Bush Insiders Call Katrina 'Nail in the Coffin'
In 2005, Hurricane Katrina ravaged the Gulf Coast, killing more than 1,800, leaving New Orleans a shell of its former self.
Now two former advisers to President Bush are saying the deadly hurricane also derailed Bush's presidency, according to Vanity Fair's "oral history" of Bush's perceived missteps.
Dan Bartlett, White House communications director and later counselor to the president, said: "Politically, it was the final nail in the coffin."
Bartlett, once a trusted Bush adviser, has spoken out in recent years against some administration policies. A year after the hurricane, he told The Post that it "was a setback at the time, but it was recoverable." Apparently that didn't happen. As Bartlett said in a recent interview with Texas Monthly: "Katrina. It's enough to make your hair turn gray."
In his book on Vice President Dick Cheney, "Angler," The Post's Barton Gellman writes that Bartlett had supported the idea of having the vice president run the post-Katrina response and was initially frustrated by Cheney's refusal to take on the task.
"It would send a powerful signal of our level of concern" to put the vice president in charge, Bartlett said. Eventually, though, Bartlett came to see Cheney's demurral "quite frankly as pretty good judgment." Cheney "doesn't do touchy-feely," Bartlett said, "Understanding what people's problems are and showing compassion -- that is an important part of the job of being the representative of he president... He was not going to go down there and hug babies."
Matthew Dowd, Bush's pollster and chief strategist for the 2004 presidential campaign, also told Vanity Fair that Katrina was the "tipping point," saying that the hurricane caused the president to break "his bond with the public:"

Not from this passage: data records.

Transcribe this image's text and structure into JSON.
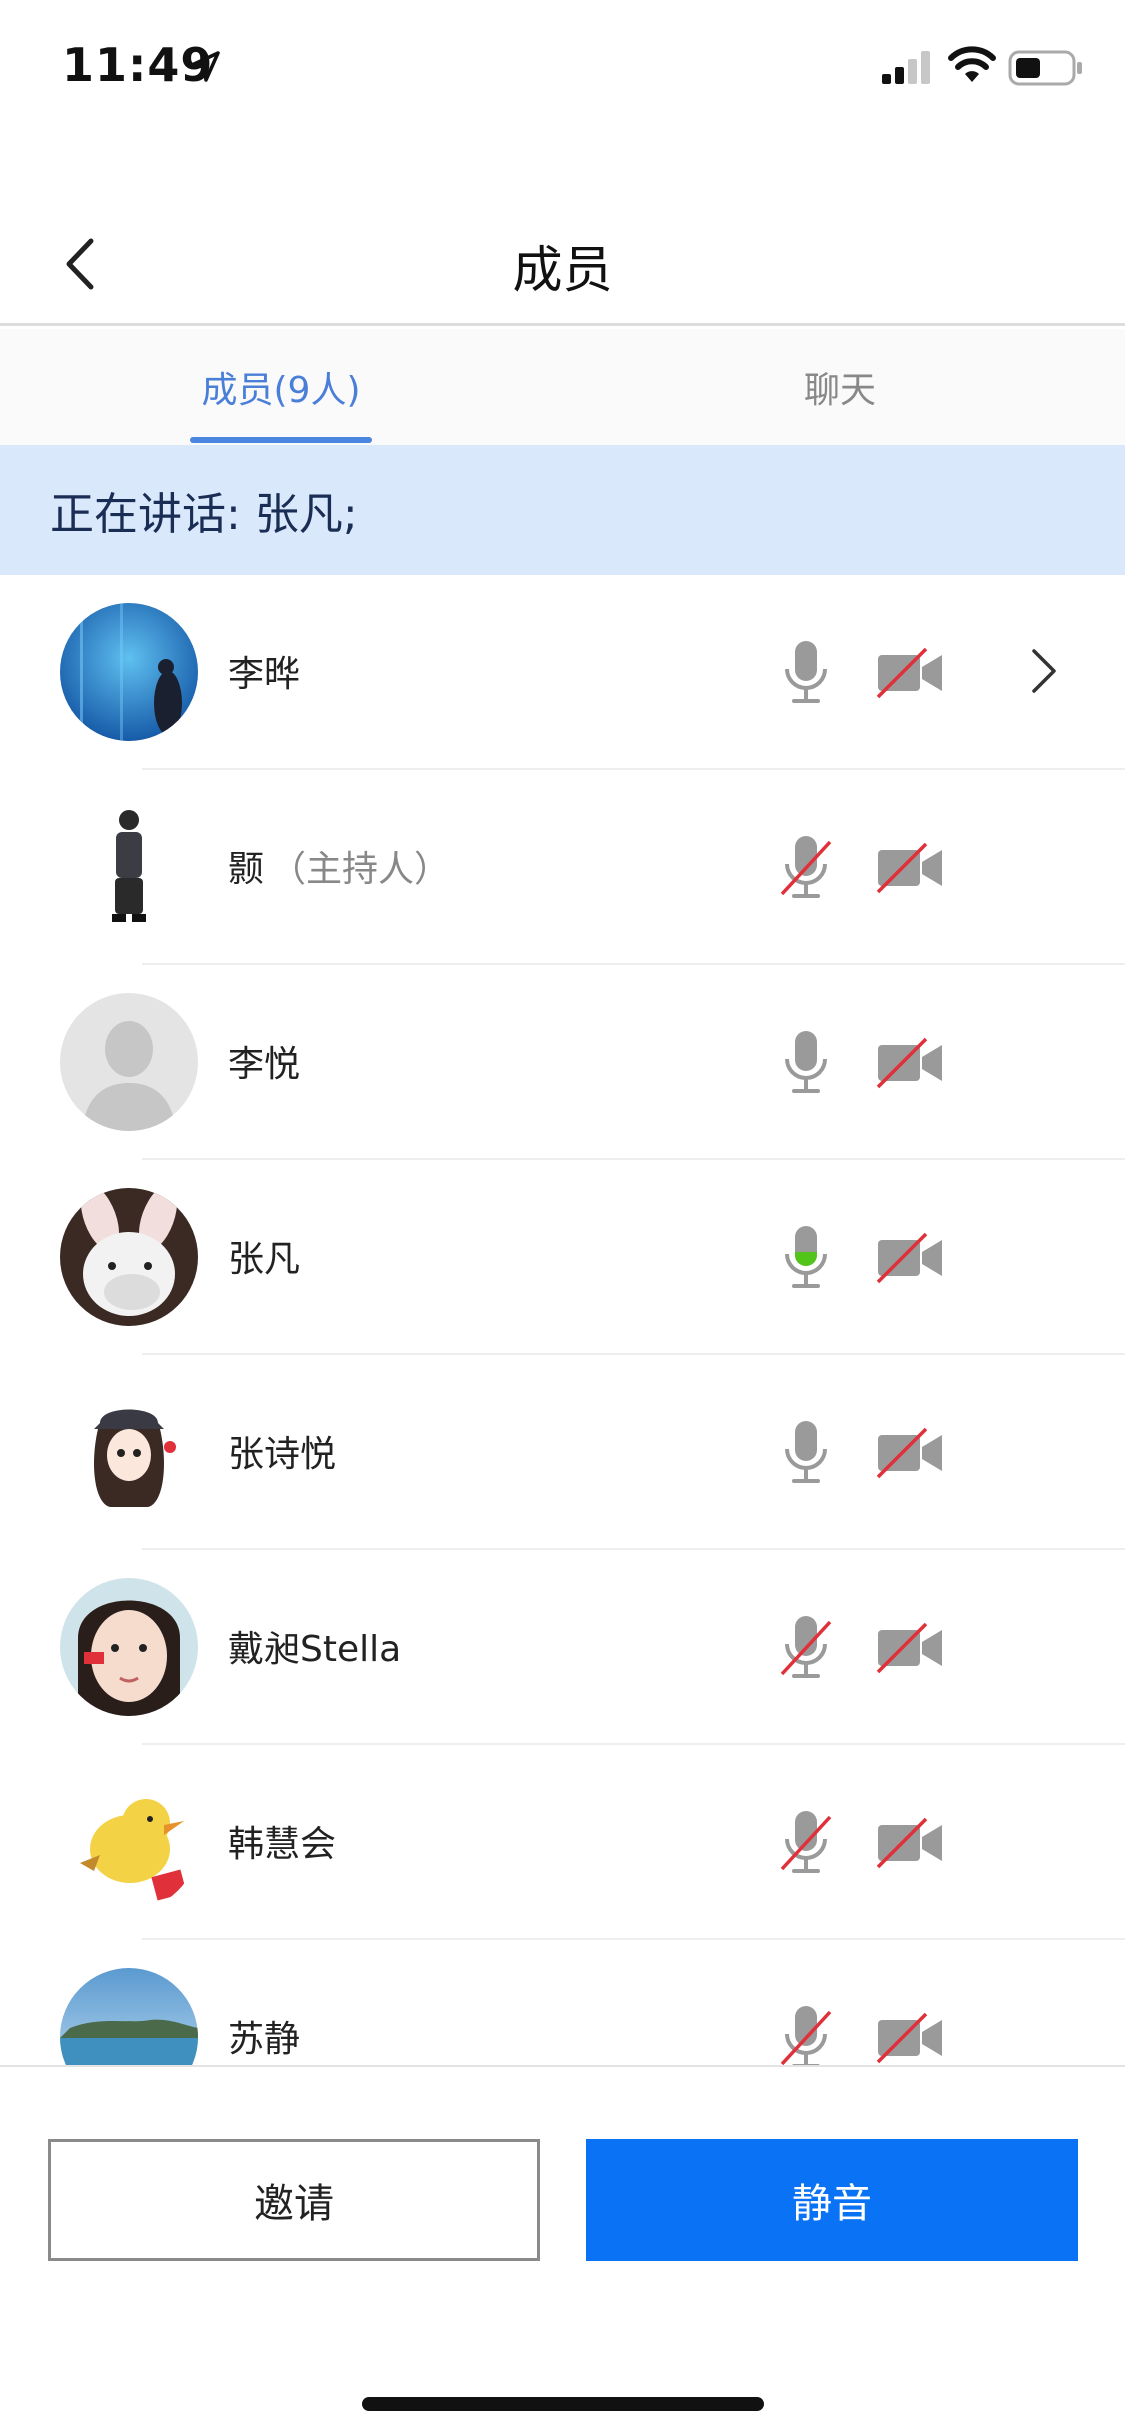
{
  "status_bar": {
    "time": "11:49"
  },
  "header": {
    "title": "成员",
    "back_icon": "chevron-left-icon"
  },
  "tabs": [
    {
      "label": "成员(9人)",
      "active": true
    },
    {
      "label": "聊天",
      "active": false
    }
  ],
  "speaking": {
    "label": "正在讲话:",
    "names": "张凡;"
  },
  "members": [
    {
      "name": "李晔",
      "role": "",
      "mic": "on",
      "camera": "off",
      "chevron": true
    },
    {
      "name": "颢",
      "role": "（主持人）",
      "mic": "muted",
      "camera": "off",
      "chevron": false
    },
    {
      "name": "李悦",
      "role": "",
      "mic": "on",
      "camera": "off",
      "chevron": false
    },
    {
      "name": "张凡",
      "role": "",
      "mic": "speaking",
      "camera": "off",
      "chevron": false
    },
    {
      "name": "张诗悦",
      "role": "",
      "mic": "on",
      "camera": "off",
      "chevron": false
    },
    {
      "name": "戴昶Stella",
      "role": "",
      "mic": "muted",
      "camera": "off",
      "chevron": false
    },
    {
      "name": "韩慧会",
      "role": "",
      "mic": "muted",
      "camera": "off",
      "chevron": false
    },
    {
      "name": "苏静",
      "role": "",
      "mic": "muted",
      "camera": "off",
      "chevron": false
    }
  ],
  "actions": {
    "invite_label": "邀请",
    "mute_label": "静音"
  },
  "colors": {
    "accent": "#0a72f5",
    "tab_active": "#4a7fd8",
    "banner_bg": "#d9e8fb",
    "speaking_green": "#52c41a",
    "muted_red": "#e0303a"
  }
}
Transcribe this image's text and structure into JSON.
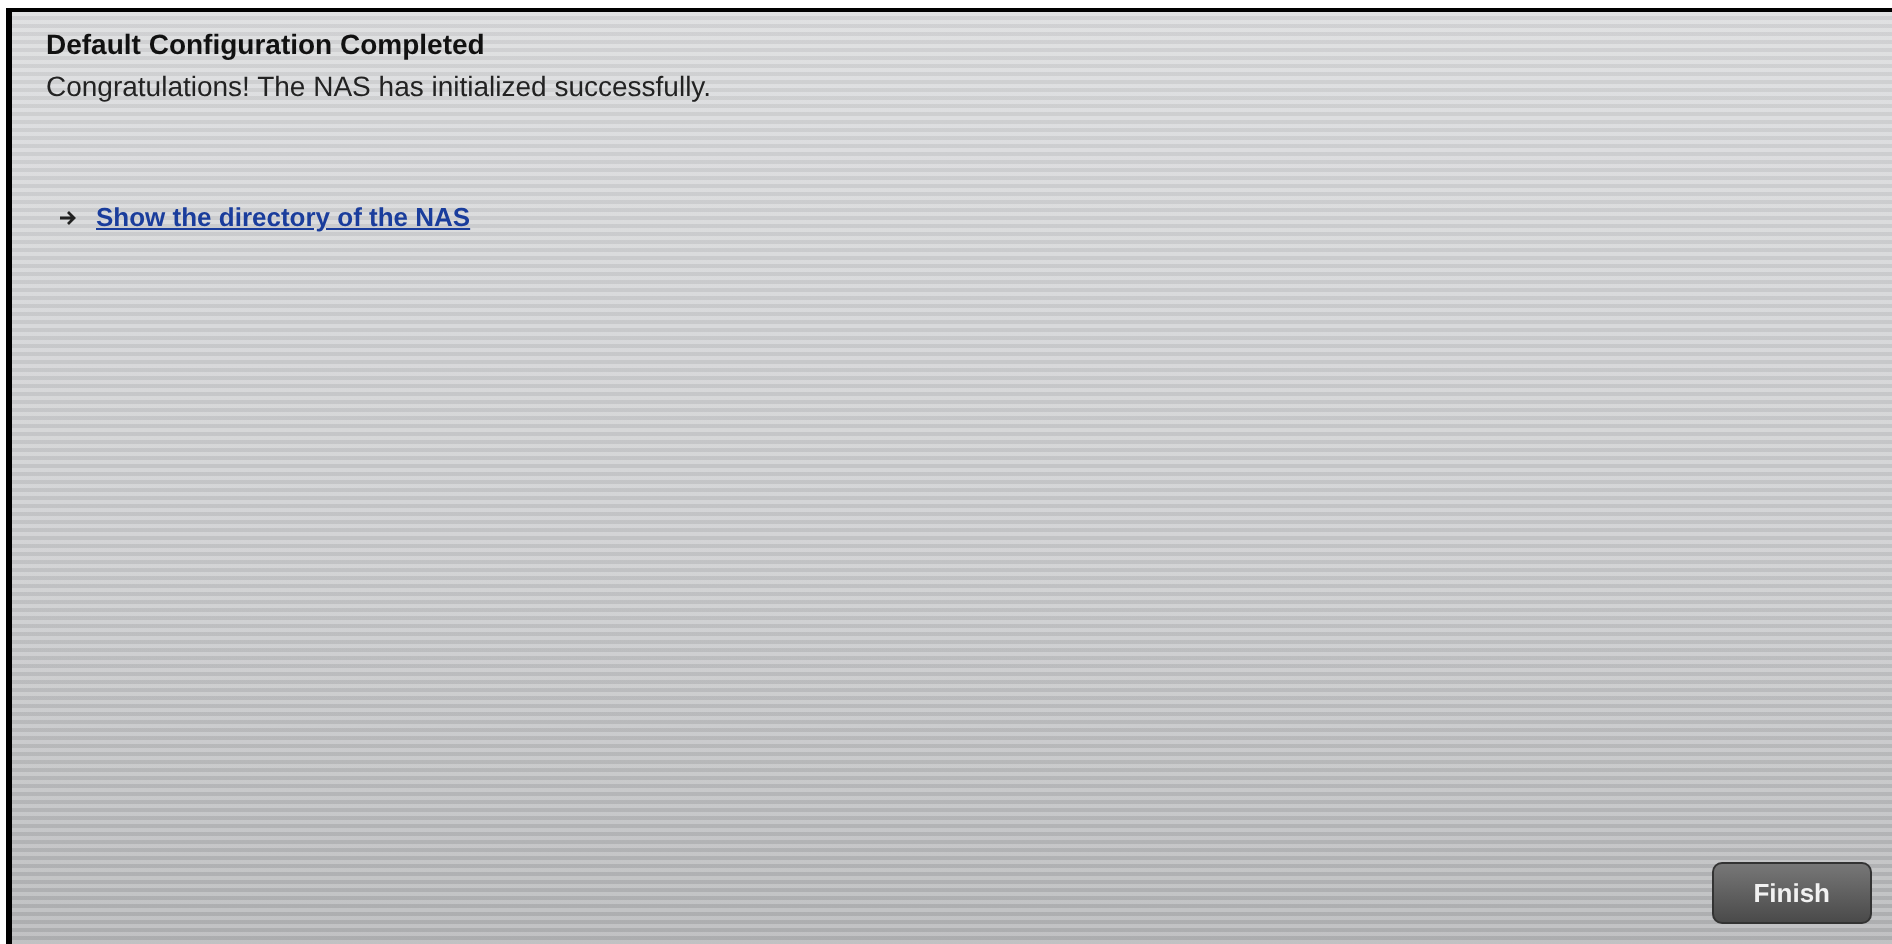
{
  "heading": "Default Configuration Completed",
  "message": "Congratulations! The NAS has initialized successfully.",
  "link": {
    "label": "Show the directory of the NAS"
  },
  "buttons": [
    "Finish"
  ]
}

Once that bond was broken, he no longer had the capacity to talk to the American public. State of the Union addresses? It didn't matter. Legislative initiatives? It didn't matter. P.R.? It didn't matter. Travel? It didn't matter. I knew when Katrina--I was like, man, you know, this is it, man. We're done.
Dowd has spoken out against Bush before, lambasting the president in April 2007 and saying he was personally disappointed by Bush's leadership, or lack thereof.
Meanwhile, Michael Brown, the former Federal Emergency Management director nicknamed "Brownie" by the president, told the magazine he accepts partial blame for the weak government response, for "sticking to those political talking points about how we're working as a team." But Brown also criticized Homeland Security Department Secretary Michael Chertoff for creating a hard-to-navigate bureaucracy.
I should have basically told Chertoff to kiss off, that I would continue to deal directly with the president. But he's the new kid on the block and the White House deferred to him, and it gave me no choice but to work through him, which then scoped things down and caused it to just completely implode on itself.